Les pyramides des rois ne sont autre chose, en effet, que les mastabas des particuliers, achevés et développés suivant des proportions dignes de leurs hôtes. On retrouve dans leur profondeur les mêmes replis tortueux du serdab ou galerie, et le même caveau profond, obscur, inaccessible. La chapelle seule était supprimée. Car il ne fallait pas laisser à la pyramide une seule ouverture qui, après avoir servi aux fidèles, s'offrirait, dans un jour de trouble, aux profanateurs ou aux étrangers. La chapelle des pyramides royales était construite à une petite distance et en dehors, comme le prouvent les ruines retrouvées.
(...)
[Le sarcophage de Khéops] est une énorme cuve en granit rose surmontée d'un couvercle fait de la même matière, et qui se trouve encore en place dans son caveau également dallé de granit.
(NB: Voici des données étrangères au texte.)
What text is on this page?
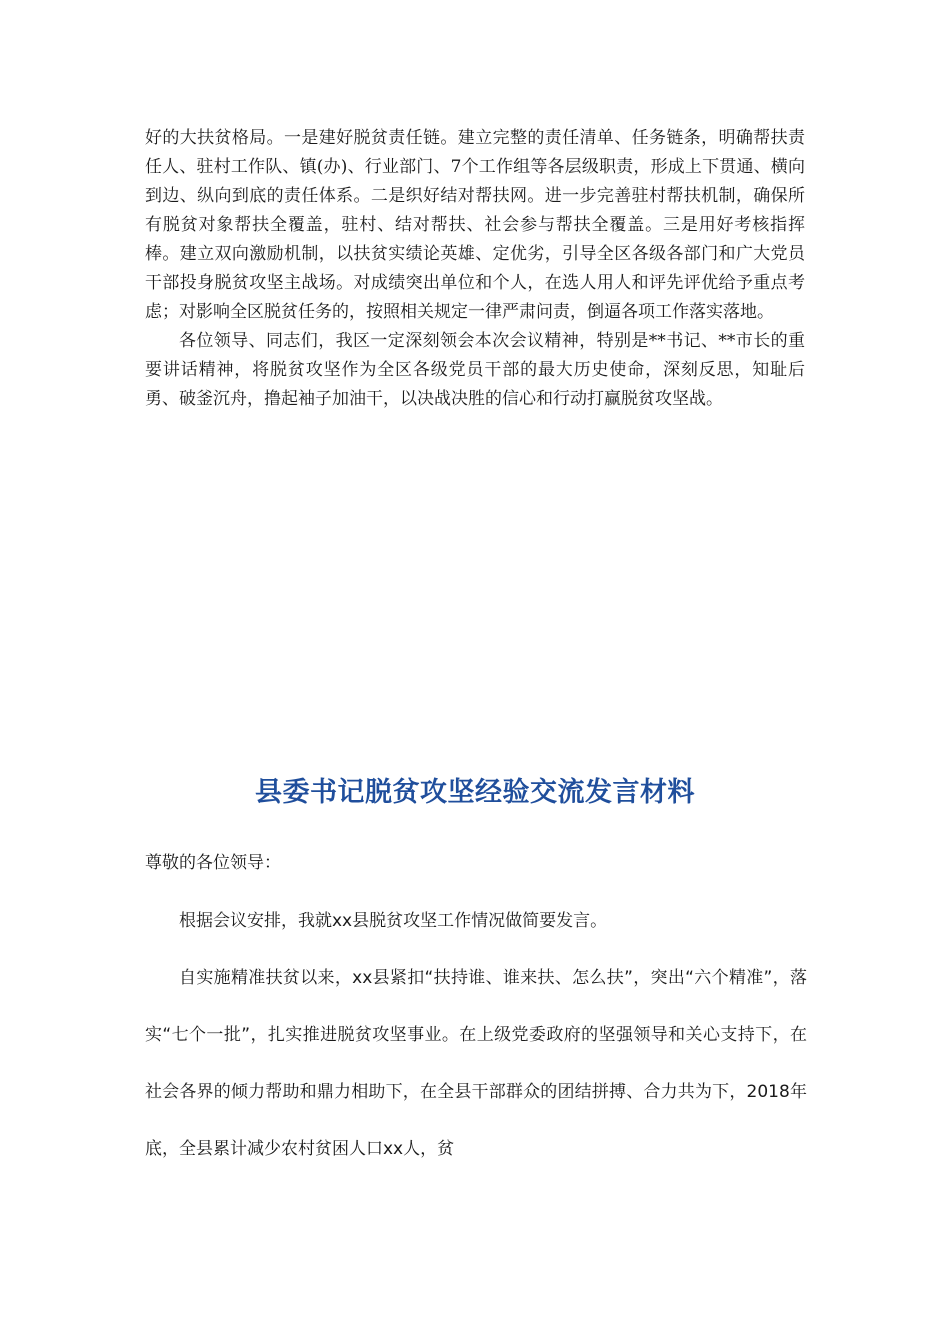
好的大扶贫格局。一是建好脱贫责任链。建立完整的责任清单、任务链条，明确帮扶责任人、驻村工作队、镇(办)、行业部门、7个工作组等各层级职责，形成上下贯通、横向到边、纵向到底的责任体系。二是织好结对帮扶网。进一步完善驻村帮扶机制，确保所有脱贫对象帮扶全覆盖，驻村、结对帮扶、社会参与帮扶全覆盖。三是用好考核指挥棒。建立双向激励机制，以扶贫实绩论英雄、定优劣，引导全区各级各部门和广大党员干部投身脱贫攻坚主战场。对成绩突出单位和个人，在选人用人和评先评优给予重点考虑；对影响全区脱贫任务的，按照相关规定一律严肃问责，倒逼各项工作落实落地。

各位领导、同志们，我区一定深刻领会本次会议精神，特别是**书记、**市长的重要讲话精神，将脱贫攻坚作为全区各级党员干部的最大历史使命，深刻反思，知耻后勇、破釜沉舟，撸起袖子加油干，以决战决胜的信心和行动打赢脱贫攻坚战。

县委书记脱贫攻坚经验交流发言材料

尊敬的各位领导：

根据会议安排，我就xx县脱贫攻坚工作情况做简要发言。

自实施精准扶贫以来，xx县紧扣“扶持谁、谁来扶、怎么扶”，突出“六个精准”，落实“七个一批”，扎实推进脱贫攻坚事业。在上级党委政府的坚强领导和关心支持下，在社会各界的倾力帮助和鼎力相助下，在全县干部群众的团结拼搏、合力共为下，2018年底，全县累计减少农村贫困人口xx人，贫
Ce caveau situé au cœur même de l'énorme masse de pierre, aurait peut-être pu s'écrouler sons le poids effrayant des assises supérieures ; aussi les constructeurs avaient-ils eu la précaution de ménager au-dessus de lui cinq chambres de décharge superposées, dont la plus haute se trouve surmontée d'une sorte de toit formé de deux blocs inclinés qui divisait et rejetait la pression de part et d'autre de la ligne droite. Ce sont ces chambres et ces couloirs intérieurs, ces vides emprisonnés dans l'étau de millions de kilogrammes, et qui n'ont pas fléchi d'une ligne durant des centaines de siècles, qui constituent le côté vraiment extraordinaire de la construction des Pyramides. C'est en eux qu'éclate le génie des ingénieurs égyptiens d'il y a six mille ans, car le tour de force qui fut accompli là, sans connaissances scientifiques bien avancées, et presque sans machines, ne pourrait sans doute être recommencé de nos jours, malgré toutes les ressources dont nous disposons.
(...)
L'Ancien Empire a seul créé des œuvres qui semblent absolument éternelles, mais il a toujours agencé simplement ses lourdes masses d'albâtre et de granit. Il n'a pas connu la colonne et n a su dresser que le lourd pilier à quatre pans. Ses chefs-d'œuvre - le temple du Sphinx et la grande Pyramide - n'offrent que des lignes et des plans verticaux, horizontaux, obliques, Toutefois, de cette simplicité même se dégage une impression de noblesse et d'imposante grandeur. Quel grand rêve elles avaient au fond de l'âme, ces antiques générations, qui soulevaient le dur granit et le dressaient en lignes si pures et si fières. Comme elles avaient compris, mieux que nos orgueilleux pessimistes, la brièveté de l'existence et le néant de ses joies, elles qui ne s'appliquaient et ne s'attachaient qu'aux choses éternelles ! La mort valait mieux pour elles que la vie parce que la mort est victorieuse de la durée, dont la vie est un jouet. Lorsqu'elles accroupirent le grand Sphinx sur le seuil du désert, elles mirent dans ses yeux et sur ses lèvres le sourire de leur espérance et la douceur de leur résignation. Et comment ne pas les admirer, ces vieilles races patientes, puisque leurs mystérieux
travaux sont pour nous si riches en souvenirs, si féconds en pensées ! Elles ont cru savoir le secret de l'avenir, et nous qui le cherchons encore, pour nous reposer de notre anxieuse poursuite, nous venons nous asseoir aux pieds de leur grand colosse rêveur, qui a souri de leurs illusions comme il sourit de nos tristesses, mais qui n'a pas d'ironie dans ses yeux pleins de songe, fixés au loin sur l'espace et voyant peut-être là-bas le mot de l'énigme éternelle.